Ich kam als neutraler Zuschauer, ich ging mindestens als Sympathisant. Das Stadion, die Menschen, die Stimmung, die Atmosphäre – purer Wahnsinn! Man kann eigentlich gar nicht anders, als den FC Liverpool zu lieben. Vor allem nicht nach diesem Spiel, nach einer magischen Nacht wie dieser. Und eigentlich kann man diesen Abend in Anfield mit Worten kaum beschreiben.
Es schien hoffnungslos. Aber die "Reds" haben es geschafft. Am Dienstagabend haben sie das Halbfinalrückspiel der Champions League gegen den FC Barcelona mit 4:0 gewonnen. Nach der 0:3-Niederlage im Hinspiel legte die Elf von Trainer Jürgen Klopp eine unfassbare Leistung hin, zog damit ins Finale der Königsklasse ein – und ich durfte dabei sein. Ein unvergleichliches Stadion-Erlebnis. Es klingt kitschig, aber das war ein Fußballspiel, von dem ich noch meinen Kindern in spe erzählen werde.

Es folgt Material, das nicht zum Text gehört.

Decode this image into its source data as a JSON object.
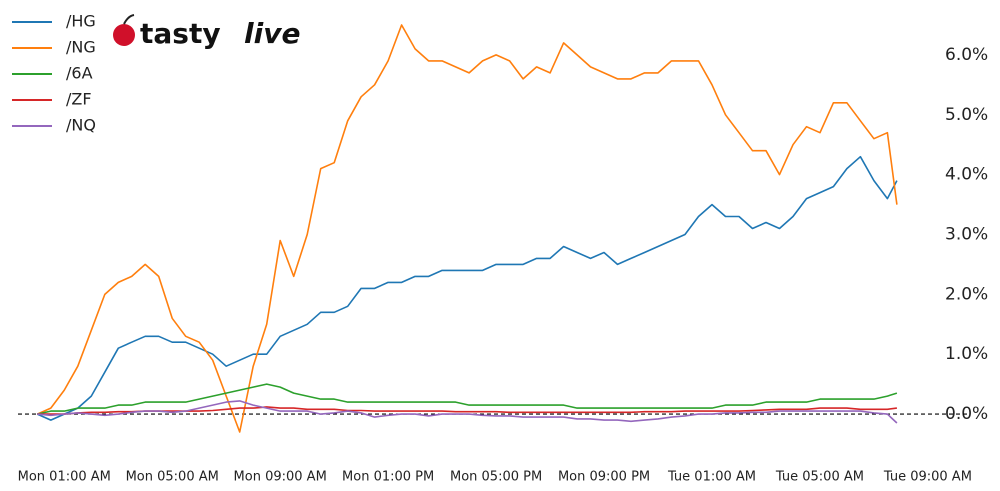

Das Stadion an der Anfield Road liegt mitten in einem Wohngebiet. Es wirkt ein bisschen wie ein riesiges Raumschiff, das zwischen kleinen, rot geklinkerten Häusern gelandet ist. Die Fans, die an diesem Abend zwischen zahllosen Pubs und Fish-and-Chips-Buden zum Stadion pilgern, scheinen nach dem 0:3 im Hinspiel nicht viel zu erwarten. Dennoch wirken sie trotzig. Denn in 90 Minuten kann viel passieren. "Die Leute gehen zum Fußball, weil sie nicht wissen, wie es ausgeht", das wusste schon Sepp Herberger.
Ich betrete das Stadion. Jetzt gleich zählen für die Liverpool-Fans nur noch die kommenden 90, vielleicht 120 Minuten. Die legendäre Vereinshymne "You'll never walk alone" dröhnt vor Anpfiff durch die Ränge, meine Ohren klingeln. Bisher habe ich das nur im Fernsehen gehört und gesehen. Meine Nackenhaare stellen sich auf.
Anpfiff. Von der ersten Minute an supporten die Fans ihren Club bedingungslos. "Liiiiiiiverpooooool! Liiiiiiiverpooooool!" Immer wieder breiten sich Fangesänge wie ein Lauffeuer aus. Die Fans brauchen hier keinen Vorsänger, die Stimmung geht mit dem Spiel. Alle stehen, nur auf der Haupttribüne nutzen die Zuschauer brav ihre Sitzschalen. Nach dem frühen Treffer von Divock Origi zum 1:0 spürt man: Hier ist heute ein Wunder möglich.
Die beiden Tore von Georginio Wijnaldum kurz nach dem Anpfiff zur zweiten Halbzeit versetzen das Stadion in Ekstase.
79. Spielminute. Origi trifft zum 4:0. Wildfremde Menschen umarmen mich. Dann beginnt das große Zittern. Wenn Barcelona jetzt nur ein Tor schießt, dann platzt der Traum vom Finale.
Aber mit den Fans im Rücken schafft es Liverpool, das Ergebnis über die Zeit zu retten. Kurz vor Schluss singt das ganze Stadion nochmal "You'll never walk alone" und signalisiert den elf Spielern mit den roten Trikots: Ihr seid nicht alleine. Zusammen schaffen wir das.
Als der Abpfiff ertönt, rasten die Zuschauer komplett aus. Jetzt ist klar: Liverpool steht im Endspiel. Dennoch scheint noch niemand so richtig zu begreifen, was hier gerade passiert ist.
Vor mir beginnen Zuschauer zu facetimen, um Freunde und Verwandte, die nicht im Stadion sind, teilhaben zu lassen an diesem besonderen Moment. Kinder sitzen auf den Schultern ihrer Väter, halten rot-weiße Schals in die Luft. Ich staune. Weil ich begreife, was dieser Club den Menschen hier bedeutet. Weil ich begreife, dass ich gerade das erlebt habe, was man Fußballwunder nennt.
Die Ränge leeren sich, im Stadion läuft "Imagine" von John Lennon. So richtig realisieren werde ich das, was ich heute erlebt habe, wahrscheinlich erst, wenn ich dann meinen Kindern (in spe) davon erzähle.
Ich verlasse Anfield mit einem Grinsen im Gesicht.